The company 'aggressively recruited' dozens of surgeons with the potential to use a high volume of the company's products and hired them as paid 'consultants.'
Medical device maker Life Spine Inc., its founder and a senior executive will pay $6 million to settle allegations that the medical device maker paid millions of dollars in kickbacks to surgeons to use their implants, the Department of Justice said.
Under the settlement, Life Spine will pay $5.5 million, founder Michael Butler will pay $375,000, and Vice President for Business Development Richard Greiber will pay $115,000. Each defendant also admitted to the illegal conduct alleged n the government complaint.
The settlement was based on financial disclosures by Life Spine, which determined the company's ability to pay, DOJ said.
The federal government in July intervened in a whistleblower lawsuit that was brought against Huntley, Illinois-based Life Spine which showed that, from 2012 through 2018, Geiber and Butler "aggressively recruited" dozens of surgeons with the potential to use a high volume of the company's products and hired them to serve as paid "consultants."
These paid consultants agreed to transfer their patents and patent applications to Life Spine in exchange for payments and promised support to bring the surgeons' new products to market, DOJ said.
Butler admitted that he tracked surgeons' use of Life Spine products to ensure that surgeons were generating sales revenues for the company and were fulfilling their "commitment" to use Life Spine products.
Life Spine admitted that it generated a report that compared surgeon consulting, royalty, and intellectual property payments to surgeon product usage levels, and then calculated an return on investment for each surgeon based on those figures. If a surgeon's usage was too low, Life Spine managers, including Butler, pressured the surgeon to use more Life Spine products.
The alleged kickbacks took the form of medical education agreements that paid surgeons to provide training and/or educational services; product development agreements that paid surgeons royalties for their positive input on new products; and intellectual property agreements that paid surgeons large up-front acquisition fees for their patents/patent applications.
The surgeons who were paid kickbacks generated half of Life Spineโs domestic sales of spinal products from 2012 through 2018. DOJ said the payments violated the Anti-Kickback Statute that ultimately resulted in false claims for payment from Medicare and Medicaid.
Life Spine said in a media release that it was "pleased" to announce the settlement.
"The company has made significant progress formalizing and strengthening its compliance program, a process that began before any discussions with the government," the company said
John Commins is the news editor for HealthLeaders.
Photo credit: Mark Van Scyoc / Shutterstock.com
KEY TAKEAWAYS
These paid consultants transferred patents to Life Spine in exchange for payments and promised support to bring the surgeons' new products to market.

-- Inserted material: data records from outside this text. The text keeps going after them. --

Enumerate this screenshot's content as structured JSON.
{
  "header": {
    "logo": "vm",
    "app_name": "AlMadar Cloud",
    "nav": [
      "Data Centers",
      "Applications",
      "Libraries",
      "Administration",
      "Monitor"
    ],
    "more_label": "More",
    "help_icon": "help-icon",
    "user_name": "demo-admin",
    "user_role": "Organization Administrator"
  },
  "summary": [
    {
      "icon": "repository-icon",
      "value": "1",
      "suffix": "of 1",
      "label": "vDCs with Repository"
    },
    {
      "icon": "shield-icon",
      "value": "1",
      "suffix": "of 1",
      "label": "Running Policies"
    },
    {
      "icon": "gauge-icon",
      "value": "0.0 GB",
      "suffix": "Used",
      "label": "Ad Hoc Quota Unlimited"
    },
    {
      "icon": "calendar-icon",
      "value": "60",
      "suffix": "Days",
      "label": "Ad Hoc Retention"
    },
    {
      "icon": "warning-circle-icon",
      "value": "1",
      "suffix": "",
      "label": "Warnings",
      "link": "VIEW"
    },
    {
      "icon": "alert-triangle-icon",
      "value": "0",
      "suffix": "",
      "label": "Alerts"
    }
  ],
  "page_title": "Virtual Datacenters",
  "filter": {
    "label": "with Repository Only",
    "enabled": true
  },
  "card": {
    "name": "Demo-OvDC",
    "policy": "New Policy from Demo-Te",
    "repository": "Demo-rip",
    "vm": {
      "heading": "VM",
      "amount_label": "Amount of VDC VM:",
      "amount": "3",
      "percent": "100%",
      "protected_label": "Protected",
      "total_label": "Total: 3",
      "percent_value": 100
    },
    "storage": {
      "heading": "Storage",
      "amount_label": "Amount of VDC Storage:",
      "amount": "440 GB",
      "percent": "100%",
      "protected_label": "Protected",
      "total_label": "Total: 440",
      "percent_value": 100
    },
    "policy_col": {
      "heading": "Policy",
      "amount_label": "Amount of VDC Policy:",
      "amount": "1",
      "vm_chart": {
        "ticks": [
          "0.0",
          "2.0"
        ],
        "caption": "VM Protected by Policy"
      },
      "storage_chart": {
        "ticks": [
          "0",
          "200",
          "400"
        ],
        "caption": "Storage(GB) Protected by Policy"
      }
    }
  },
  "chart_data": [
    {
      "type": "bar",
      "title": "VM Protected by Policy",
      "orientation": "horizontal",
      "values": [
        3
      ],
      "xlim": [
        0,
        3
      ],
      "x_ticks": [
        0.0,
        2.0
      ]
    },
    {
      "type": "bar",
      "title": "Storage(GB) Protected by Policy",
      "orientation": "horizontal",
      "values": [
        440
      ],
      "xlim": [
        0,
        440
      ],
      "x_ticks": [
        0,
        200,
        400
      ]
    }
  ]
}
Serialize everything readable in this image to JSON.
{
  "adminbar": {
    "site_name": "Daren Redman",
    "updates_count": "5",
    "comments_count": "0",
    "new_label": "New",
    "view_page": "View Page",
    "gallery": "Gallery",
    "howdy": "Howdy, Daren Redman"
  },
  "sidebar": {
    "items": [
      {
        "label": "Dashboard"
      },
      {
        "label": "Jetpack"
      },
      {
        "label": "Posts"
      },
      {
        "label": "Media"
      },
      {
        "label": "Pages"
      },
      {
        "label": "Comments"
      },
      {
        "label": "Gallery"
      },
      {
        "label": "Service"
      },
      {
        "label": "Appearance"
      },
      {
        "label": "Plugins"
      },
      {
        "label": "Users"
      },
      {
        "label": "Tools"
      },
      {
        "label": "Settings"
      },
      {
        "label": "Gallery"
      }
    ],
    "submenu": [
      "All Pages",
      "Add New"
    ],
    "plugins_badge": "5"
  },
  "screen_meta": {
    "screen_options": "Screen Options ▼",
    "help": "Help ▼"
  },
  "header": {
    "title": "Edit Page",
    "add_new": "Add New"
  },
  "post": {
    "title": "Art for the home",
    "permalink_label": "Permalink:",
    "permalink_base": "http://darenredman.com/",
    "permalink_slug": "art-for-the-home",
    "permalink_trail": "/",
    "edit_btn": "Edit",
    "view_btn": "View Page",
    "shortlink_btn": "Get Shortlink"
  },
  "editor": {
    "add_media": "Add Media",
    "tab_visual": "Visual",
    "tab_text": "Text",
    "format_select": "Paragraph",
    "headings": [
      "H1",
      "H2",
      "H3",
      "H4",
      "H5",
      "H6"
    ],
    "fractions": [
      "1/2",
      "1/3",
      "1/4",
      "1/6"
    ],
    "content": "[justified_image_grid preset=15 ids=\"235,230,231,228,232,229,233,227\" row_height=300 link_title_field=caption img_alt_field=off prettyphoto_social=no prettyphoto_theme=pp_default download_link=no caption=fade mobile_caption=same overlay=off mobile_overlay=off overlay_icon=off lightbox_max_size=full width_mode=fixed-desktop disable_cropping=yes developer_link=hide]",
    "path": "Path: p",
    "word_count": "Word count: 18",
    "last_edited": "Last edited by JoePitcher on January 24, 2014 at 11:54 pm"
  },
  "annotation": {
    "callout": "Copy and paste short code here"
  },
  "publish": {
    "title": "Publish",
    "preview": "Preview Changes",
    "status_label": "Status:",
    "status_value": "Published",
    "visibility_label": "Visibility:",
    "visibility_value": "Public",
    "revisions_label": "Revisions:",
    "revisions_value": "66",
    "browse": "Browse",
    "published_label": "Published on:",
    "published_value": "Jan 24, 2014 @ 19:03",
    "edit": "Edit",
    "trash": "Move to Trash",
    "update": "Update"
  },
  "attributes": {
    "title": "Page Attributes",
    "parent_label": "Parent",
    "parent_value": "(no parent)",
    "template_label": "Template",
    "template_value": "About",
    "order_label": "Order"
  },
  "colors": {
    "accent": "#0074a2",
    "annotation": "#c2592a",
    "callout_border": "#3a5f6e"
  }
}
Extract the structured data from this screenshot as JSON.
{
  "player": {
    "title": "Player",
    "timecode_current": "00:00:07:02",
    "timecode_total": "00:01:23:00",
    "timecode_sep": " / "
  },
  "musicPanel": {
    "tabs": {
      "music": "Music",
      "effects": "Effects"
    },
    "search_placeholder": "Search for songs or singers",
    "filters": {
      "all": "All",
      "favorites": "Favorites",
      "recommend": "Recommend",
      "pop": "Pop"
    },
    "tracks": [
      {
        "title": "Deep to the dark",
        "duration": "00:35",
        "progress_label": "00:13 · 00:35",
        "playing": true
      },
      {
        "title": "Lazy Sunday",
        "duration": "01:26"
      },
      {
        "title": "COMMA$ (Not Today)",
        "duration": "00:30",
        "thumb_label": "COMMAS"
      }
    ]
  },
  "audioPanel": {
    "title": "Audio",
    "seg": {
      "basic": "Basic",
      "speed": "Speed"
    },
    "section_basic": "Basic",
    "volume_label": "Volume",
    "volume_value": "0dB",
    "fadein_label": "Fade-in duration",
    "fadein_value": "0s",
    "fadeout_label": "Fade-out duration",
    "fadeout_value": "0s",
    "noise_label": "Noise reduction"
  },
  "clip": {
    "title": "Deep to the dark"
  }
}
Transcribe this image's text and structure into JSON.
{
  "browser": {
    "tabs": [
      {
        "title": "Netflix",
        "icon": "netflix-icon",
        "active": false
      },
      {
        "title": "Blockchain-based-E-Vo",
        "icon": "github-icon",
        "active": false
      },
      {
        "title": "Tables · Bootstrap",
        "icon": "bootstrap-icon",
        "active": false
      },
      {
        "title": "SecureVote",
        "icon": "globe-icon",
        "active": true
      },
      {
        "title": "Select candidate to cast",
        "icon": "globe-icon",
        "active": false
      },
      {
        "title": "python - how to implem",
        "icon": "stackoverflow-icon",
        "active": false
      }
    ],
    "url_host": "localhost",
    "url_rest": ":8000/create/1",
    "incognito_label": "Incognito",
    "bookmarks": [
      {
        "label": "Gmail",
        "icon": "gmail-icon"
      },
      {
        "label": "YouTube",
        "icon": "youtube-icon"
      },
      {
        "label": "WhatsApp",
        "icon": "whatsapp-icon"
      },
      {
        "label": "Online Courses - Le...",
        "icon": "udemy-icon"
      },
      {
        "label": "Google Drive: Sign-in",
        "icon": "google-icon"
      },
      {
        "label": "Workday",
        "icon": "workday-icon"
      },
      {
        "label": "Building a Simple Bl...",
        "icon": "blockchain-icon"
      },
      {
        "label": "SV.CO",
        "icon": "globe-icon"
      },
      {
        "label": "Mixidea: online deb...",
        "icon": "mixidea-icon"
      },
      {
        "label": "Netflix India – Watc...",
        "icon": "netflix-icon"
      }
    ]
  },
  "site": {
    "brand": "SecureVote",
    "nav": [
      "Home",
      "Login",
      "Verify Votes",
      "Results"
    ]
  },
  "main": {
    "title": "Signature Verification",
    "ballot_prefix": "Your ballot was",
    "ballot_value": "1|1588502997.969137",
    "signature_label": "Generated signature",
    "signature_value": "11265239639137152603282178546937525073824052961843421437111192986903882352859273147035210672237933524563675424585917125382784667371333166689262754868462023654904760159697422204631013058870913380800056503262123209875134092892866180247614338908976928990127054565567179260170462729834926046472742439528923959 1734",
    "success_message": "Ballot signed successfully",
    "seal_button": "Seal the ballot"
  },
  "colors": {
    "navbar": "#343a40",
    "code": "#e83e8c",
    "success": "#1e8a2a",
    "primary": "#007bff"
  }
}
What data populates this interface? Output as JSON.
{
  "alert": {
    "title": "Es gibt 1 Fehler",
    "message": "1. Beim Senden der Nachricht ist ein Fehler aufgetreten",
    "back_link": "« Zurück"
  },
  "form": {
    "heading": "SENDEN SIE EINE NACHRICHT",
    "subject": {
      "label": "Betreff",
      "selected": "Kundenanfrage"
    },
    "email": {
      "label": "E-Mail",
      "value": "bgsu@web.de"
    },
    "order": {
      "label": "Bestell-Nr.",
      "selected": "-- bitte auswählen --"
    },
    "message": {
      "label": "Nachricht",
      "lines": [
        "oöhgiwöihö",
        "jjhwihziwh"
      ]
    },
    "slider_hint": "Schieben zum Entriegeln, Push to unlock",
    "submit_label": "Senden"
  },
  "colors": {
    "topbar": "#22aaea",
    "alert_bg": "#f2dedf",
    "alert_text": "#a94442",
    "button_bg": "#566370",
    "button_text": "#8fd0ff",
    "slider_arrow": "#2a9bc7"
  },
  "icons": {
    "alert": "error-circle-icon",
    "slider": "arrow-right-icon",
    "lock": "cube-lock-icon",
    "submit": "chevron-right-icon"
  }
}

Life Spine tracked surgeons' use of the company's products to ensure that surgeons were generating sales revenues for the company and were fulfilling their 'commitment.'
Life Spine generated reports that compared surgeon consulting, royalty, and intellectual property payments to surgeon product usage levels, and then calculated an ROI for each surgeon based on those figures.
If a surgeon's usage was too low, Life Spine pressured the surgeon to use more of its products.